RUN pip3 install pyarrow

This gives me the error "ERROR: Could not build wheels for pyarrow which use PEP 517 and cannot be installed directly" during the image build:

> [10/11] RUN pip3 install pyarrow:
#14 164.9   copying pyarrow/tests/parquet/test_parquet_writer.py -> build/lib.linux-armv7l-3.7/pyarrow/tests/parquet
#14 164.9   running build_ext
#14 164.9   creating /tmp/pip-install-jiim0m92/pyarrow_07d2ad5142d7405fa1b4bb2fe83e0428/build/temp.linux-armv7l-3.7
#14 164.9   -- Running cmake for pyarrow
#14 164.9   cmake -DPYTHON_EXECUTABLE=/usr/local/bin/python -DPython3_EXECUTABLE=/usr/local/bin/python  -DPYARROW_BUILD_CUDA=off -DPYARROW_BUILD_FLIGHT=off -DPYARROW_BUILD_GANDIVA=off -DPYARROW_BUILD_DATASET=off -DPYARROW_BUILD_ORC=off -DPYARROW_BUILD_PARQUET=off -DPYARROW_BUILD_PLASMA=off -DPYARROW_BUILD_S3=off -DPYARROW_BUILD_HDFS=off -DPYARROW_USE_TENSORFLOW=off -DPYARROW_BUNDLE_ARROW_CPP=off -DPYARROW_BUNDLE_BOOST=off -DPYARROW_GENERATE_COVERAGE=off -DPYARROW_BOOST_USE_SHARED=on -DPYARROW_PARQUET_USE_SHARED=on -DCMAKE_BUILD_TYPE=release /tmp/pip-install-jiim0m92/pyarrow_07d2ad5142d7405fa1b4bb2fe83e0428
#14 164.9   error: command 'cmake' failed with exit status 1
#14 164.9   ----------------------------------------
#14 164.9   ERROR: Failed building wheel for pyarrow
#14 164.9 Failed to build pyarrow
#14 164.9 ERROR: Could not build wheels for pyarrow which use PEP 517 and cannot be installed directly

Then like its recommended here I tried:

RUN pip3 install pandas-gbq==0.14.0 

and

RUN pip install --upgrade 'google-cloud-bigquery[bqstorage,pandas]'

but nothing worked and every time I get the same error like above. I couldn't find a wheel for pyarrow for armv7 neither on piwheels nor on PyPi.
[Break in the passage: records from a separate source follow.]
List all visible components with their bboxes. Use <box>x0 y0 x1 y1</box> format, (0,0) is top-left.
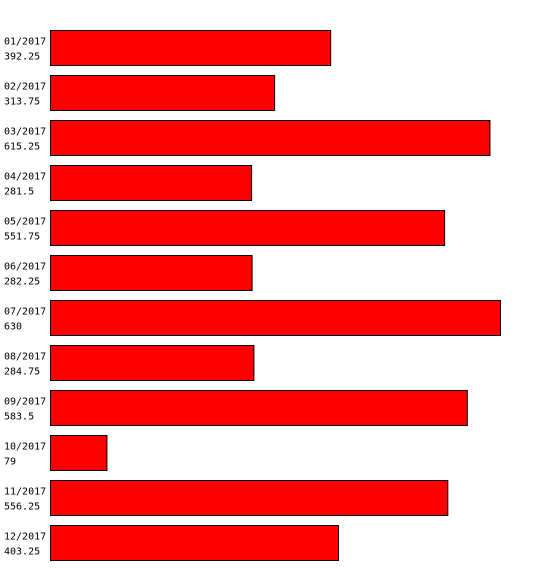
value-label: 392.25 <box>4 52 40 63</box>
bar <box>50 345 255 381</box>
category-label: 11/2017 <box>4 487 46 498</box>
bar <box>50 390 468 426</box>
category-label: 12/2017 <box>4 532 46 543</box>
category-label: 04/2017 <box>4 172 46 183</box>
category-label: 10/2017 <box>4 442 46 453</box>
category-label: 05/2017 <box>4 217 46 228</box>
value-label: 281.5 <box>4 187 34 198</box>
bar <box>50 480 449 516</box>
value-label: 556.25 <box>4 502 40 513</box>
value-label: 403.25 <box>4 547 40 558</box>
bar <box>50 435 108 471</box>
bar <box>50 255 253 291</box>
bar <box>50 30 332 66</box>
value-label: 284.75 <box>4 367 40 378</box>
value-label: 630 <box>4 322 22 333</box>
category-label: 06/2017 <box>4 262 46 273</box>
category-label: 08/2017 <box>4 352 46 363</box>
value-label: 313.75 <box>4 97 40 108</box>
bar <box>50 75 276 111</box>
bar <box>50 120 491 156</box>
value-label: 615.25 <box>4 142 40 153</box>
value-label: 79 <box>4 457 16 468</box>
category-label: 03/2017 <box>4 127 46 138</box>
bar <box>50 525 340 561</box>
value-label: 583.5 <box>4 412 34 423</box>
bar <box>50 165 253 201</box>
category-label: 02/2017 <box>4 82 46 93</box>
value-label: 551.75 <box>4 232 40 243</box>
category-label: 09/2017 <box>4 397 46 408</box>
category-label: 01/2017 <box>4 37 46 48</box>
bar <box>50 210 446 246</box>
value-label: 282.25 <box>4 277 40 288</box>
category-label: 07/2017 <box>4 307 46 318</box>
bar <box>50 300 501 336</box>
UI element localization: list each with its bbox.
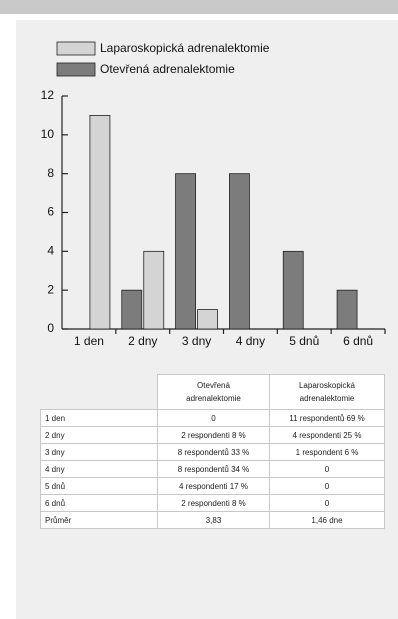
y-tick-label: 2 [47,282,54,296]
table-row: 3 dny 8 respondentů 33 % 1 respondent 6 % [40,443,385,461]
table-row: 5 dnů 4 respondenti 17 % 0 [40,477,385,495]
table-row: Průměr 3,83 1,46 dne [40,511,385,529]
table-row: 2 dny 2 respondenti 8 % 4 respondenti 25 % [40,426,385,444]
table-cell: 5 dnů [40,477,158,495]
y-tick-label: 4 [47,244,54,258]
bar [229,173,250,330]
bar [282,250,304,330]
table-cell: 0 [269,494,385,512]
y-tick-label: 8 [47,166,54,180]
table-row: 4 dny 8 respondentů 34 % 0 [40,460,385,478]
legend-label: Laparoskopická adrenalektomie [100,41,270,55]
table-cell: 2 dny [40,426,158,444]
table-cell: 0 [269,460,385,478]
table-row: 6 dnů 2 respondenti 8 % 0 [40,494,385,512]
table-cell: 8 respondentů 33 % [157,443,270,461]
table-cell: 3 dny [40,443,158,461]
data-table: Otevřená adrenalektomie Laparoskopická a… [40,374,385,529]
y-tick-label: 6 [47,205,54,219]
table-cell: 4 dny [40,460,158,478]
x-tick-label: 4 dny [236,334,265,348]
y-tick-label: 12 [41,88,55,102]
table-cell: 0 [269,477,385,495]
table-cell: 2 respondenti 8 % [157,426,270,444]
legend-label: Otevřená adrenalektomie [100,62,235,76]
x-tick-label: 1 den [74,334,104,348]
top-bar [0,0,398,14]
x-tick-label: 6 dnů [343,334,373,348]
header-blank [41,375,158,410]
bar [121,289,143,330]
x-tick-label: 3 dny [182,334,211,348]
y-tick-label: 0 [47,321,54,335]
bar [143,250,165,330]
table-cell: 2 respondenti 8 % [157,494,270,512]
bar [197,309,218,330]
table-cell: 1,46 dne [269,511,385,529]
table-cell: 1 den [40,409,158,427]
table-cell: 6 dnů [40,494,158,512]
bar [175,173,196,330]
table-cell: 4 respondenti 17 % [157,477,270,495]
table-cell: 4 respondenti 25 % [269,426,385,444]
table-cell: 11 respondentů 69 % [269,409,385,427]
table-header: Otevřená adrenalektomie Laparoskopická a… [41,374,385,410]
y-tick-label: 10 [41,127,55,141]
table-cell: Průměr [40,511,158,529]
header-cell: Otevřená adrenalektomie [157,374,270,410]
header-text: Otevřená adrenalektomie [186,381,241,403]
header-cell: Laparoskopická adrenalektomie [269,374,385,410]
table-row: 1 den 0 11 respondentů 69 % [40,409,385,427]
bar [89,115,111,330]
header-text: Laparoskopická adrenalektomie [298,381,356,403]
chart: Laparoskopická adrenalektomie Otevřená ad… [41,41,386,348]
legend-swatch [56,41,96,56]
table-cell: 8 respondentů 34 % [157,460,270,478]
x-tick-label: 5 dnů [289,334,319,348]
legend-swatch [56,62,96,77]
bar [336,289,358,330]
table-cell: 0 [157,409,270,427]
table-cell: 3,83 [157,511,270,529]
x-tick-label: 2 dny [128,334,157,348]
table-cell: 1 respondent 6 % [269,443,385,461]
Does anyone knows an answer? Thank you for your help!


Solution

  • I solved this problem by using a seperate container image with Node-RED

    FROM nodered/node-red:latest
    
    RUN npm install node-red-contrib-google-cloud
    

    on which I could use the google-cloud packages. This container handles now the upload task to google-cloud. To use node-red with docker I visited this site and this was the google-cloud-package I installed.